Improving RAID performance with filesystem and RAID parameters
Optimum RAID
You can improve performance up to 20% by using the right parameters when you configure the filesystems on your RAID devices.
Creating a software RAID using the Linux kernel is becoming easier and easier. With a call to mdadm and pvcreate, you can be well on your way to using LVM on top of a RAID 5 or RAID 10 device. In fact, the procedure for setting up a RAID system has gotten so simple that many users routinely click through the commands without too much consideration for how the various settings might affect performance.
When it comes to RAID, however, the default settings aren't always a prescription for optimum performance. As you will learn in this article, tailoring your filesystem parameters to the details of the RAID system can improve performance by up to 20%.
Details
For this article, I focus on the XFS and the venerable ext3 filesystems. I have no particular connection to either filesystem and use them both in different circumstances.
My tests used a RAID 5 across 4,500GB disks. To be exact, I used three Samsung HD501LJ 500GB drives and a single Samsung HD642JJ 640GB drive. One of the joys of Linux software RAID is that you can spread your RAID over disks of different sizes, as long as the partition you use on the larger disk is the same size as on the smaller. The RAID used 343,525,896 blocks on each disk, resulting in a usable filesystem size of just under 1TB when created on the RAID. Testing was performed on an Intel Q6600 running on a P35 motherboard.
The Linux kernel allows its filesystems to use barriers to protect one sequence of write commands from the next. When the filesystem requests a barrier, the kernel will ensure that everything the filesystem has written up to that point is physically on disk. This is a very slow operation because of complications like flushing the entire disk cache, in many cases, and similar actions.
By default, ext4 and XFS use filesystem barriers if they can.
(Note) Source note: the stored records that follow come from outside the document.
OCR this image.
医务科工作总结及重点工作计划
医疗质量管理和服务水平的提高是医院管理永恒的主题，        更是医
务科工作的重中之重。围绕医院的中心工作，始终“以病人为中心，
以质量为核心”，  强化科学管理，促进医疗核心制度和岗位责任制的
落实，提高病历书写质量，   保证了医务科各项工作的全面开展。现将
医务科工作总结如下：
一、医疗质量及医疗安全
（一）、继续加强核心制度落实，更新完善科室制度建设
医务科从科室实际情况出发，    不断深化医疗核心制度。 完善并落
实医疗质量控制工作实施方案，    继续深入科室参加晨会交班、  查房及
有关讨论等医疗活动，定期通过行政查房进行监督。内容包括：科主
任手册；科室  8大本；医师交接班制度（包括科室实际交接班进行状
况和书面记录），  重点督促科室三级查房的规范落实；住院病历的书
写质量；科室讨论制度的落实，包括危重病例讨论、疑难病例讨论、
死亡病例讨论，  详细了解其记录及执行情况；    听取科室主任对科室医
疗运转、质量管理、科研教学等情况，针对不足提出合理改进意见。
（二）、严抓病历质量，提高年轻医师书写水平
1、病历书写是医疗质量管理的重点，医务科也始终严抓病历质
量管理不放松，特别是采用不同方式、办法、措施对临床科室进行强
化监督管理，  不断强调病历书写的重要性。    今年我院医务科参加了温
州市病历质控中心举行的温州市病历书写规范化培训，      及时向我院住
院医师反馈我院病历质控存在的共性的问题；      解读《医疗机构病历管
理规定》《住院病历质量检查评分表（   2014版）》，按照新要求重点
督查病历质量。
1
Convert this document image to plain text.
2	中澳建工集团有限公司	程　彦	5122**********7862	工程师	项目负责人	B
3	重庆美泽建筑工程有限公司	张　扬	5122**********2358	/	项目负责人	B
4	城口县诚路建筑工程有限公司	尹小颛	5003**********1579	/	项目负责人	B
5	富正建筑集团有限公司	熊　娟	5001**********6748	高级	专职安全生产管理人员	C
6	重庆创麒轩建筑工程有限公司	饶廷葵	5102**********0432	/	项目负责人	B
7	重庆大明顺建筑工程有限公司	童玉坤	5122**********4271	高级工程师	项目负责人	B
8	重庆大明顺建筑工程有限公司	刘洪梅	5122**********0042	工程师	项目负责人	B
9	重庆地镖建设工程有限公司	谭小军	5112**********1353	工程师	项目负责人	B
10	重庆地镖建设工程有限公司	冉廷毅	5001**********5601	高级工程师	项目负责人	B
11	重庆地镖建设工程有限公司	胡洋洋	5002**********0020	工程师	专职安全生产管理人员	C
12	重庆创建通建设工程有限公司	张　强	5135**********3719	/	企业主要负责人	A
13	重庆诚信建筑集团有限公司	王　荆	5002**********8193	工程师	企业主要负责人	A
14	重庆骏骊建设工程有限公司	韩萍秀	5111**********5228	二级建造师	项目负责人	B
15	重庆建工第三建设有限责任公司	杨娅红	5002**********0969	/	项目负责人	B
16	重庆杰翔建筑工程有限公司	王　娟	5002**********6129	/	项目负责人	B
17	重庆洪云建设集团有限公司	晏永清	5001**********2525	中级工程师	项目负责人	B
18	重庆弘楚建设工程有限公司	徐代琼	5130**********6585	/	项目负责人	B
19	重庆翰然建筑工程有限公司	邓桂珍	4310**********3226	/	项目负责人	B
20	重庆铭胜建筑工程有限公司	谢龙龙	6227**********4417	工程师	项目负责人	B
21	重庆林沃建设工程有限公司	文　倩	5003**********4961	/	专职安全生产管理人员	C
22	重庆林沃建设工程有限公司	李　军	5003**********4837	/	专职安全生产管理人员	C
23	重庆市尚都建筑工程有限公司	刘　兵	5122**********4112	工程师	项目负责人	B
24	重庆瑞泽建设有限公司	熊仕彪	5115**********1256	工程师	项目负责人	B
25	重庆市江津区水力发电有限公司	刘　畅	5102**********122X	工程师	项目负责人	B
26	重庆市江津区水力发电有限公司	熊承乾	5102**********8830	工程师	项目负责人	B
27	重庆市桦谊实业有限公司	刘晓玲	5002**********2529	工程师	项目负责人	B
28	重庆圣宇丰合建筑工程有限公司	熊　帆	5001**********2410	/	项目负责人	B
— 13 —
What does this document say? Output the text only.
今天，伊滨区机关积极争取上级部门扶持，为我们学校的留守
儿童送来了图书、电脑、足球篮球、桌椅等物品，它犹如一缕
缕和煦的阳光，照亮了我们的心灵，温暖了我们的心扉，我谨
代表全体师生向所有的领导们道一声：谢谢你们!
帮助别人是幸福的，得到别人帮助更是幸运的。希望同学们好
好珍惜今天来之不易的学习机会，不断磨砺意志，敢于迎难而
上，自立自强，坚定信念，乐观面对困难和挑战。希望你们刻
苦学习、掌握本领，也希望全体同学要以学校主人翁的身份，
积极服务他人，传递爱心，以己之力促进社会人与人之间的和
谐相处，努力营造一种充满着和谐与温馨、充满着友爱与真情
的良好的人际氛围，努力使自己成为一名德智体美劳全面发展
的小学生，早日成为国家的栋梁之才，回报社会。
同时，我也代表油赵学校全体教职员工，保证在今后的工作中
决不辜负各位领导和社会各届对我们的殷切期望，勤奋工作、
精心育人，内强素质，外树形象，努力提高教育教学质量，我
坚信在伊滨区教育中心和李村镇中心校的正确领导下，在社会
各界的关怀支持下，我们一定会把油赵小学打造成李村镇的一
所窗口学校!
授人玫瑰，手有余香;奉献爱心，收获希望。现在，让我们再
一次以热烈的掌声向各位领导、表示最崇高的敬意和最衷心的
Because ext3 does not use barriers, I disabled barriers in the XFS tests so that I would be closer to comparing apples to apples. Another reason I disabled barriers is that LVM does not support them, so I needed to remove barriers to compare XFS performance accurately with and without LVM.
Lining up the RAID
Filesystems are deceptively complex pieces of software. At first, a filesystem might appear rather simple: Save a file and make sure you can get it back again. Unfortunately, even writing a small file presents issues, because the system caches data in many places along the way to the disk platter. The kernel maintains caches, your disk controller might have a small memory cache, and the drive itself has many megabytes of volatile cache. So, when a filesystem wants to make sure 100KB is really on the disk, a fairly complex and often slow operation takes place.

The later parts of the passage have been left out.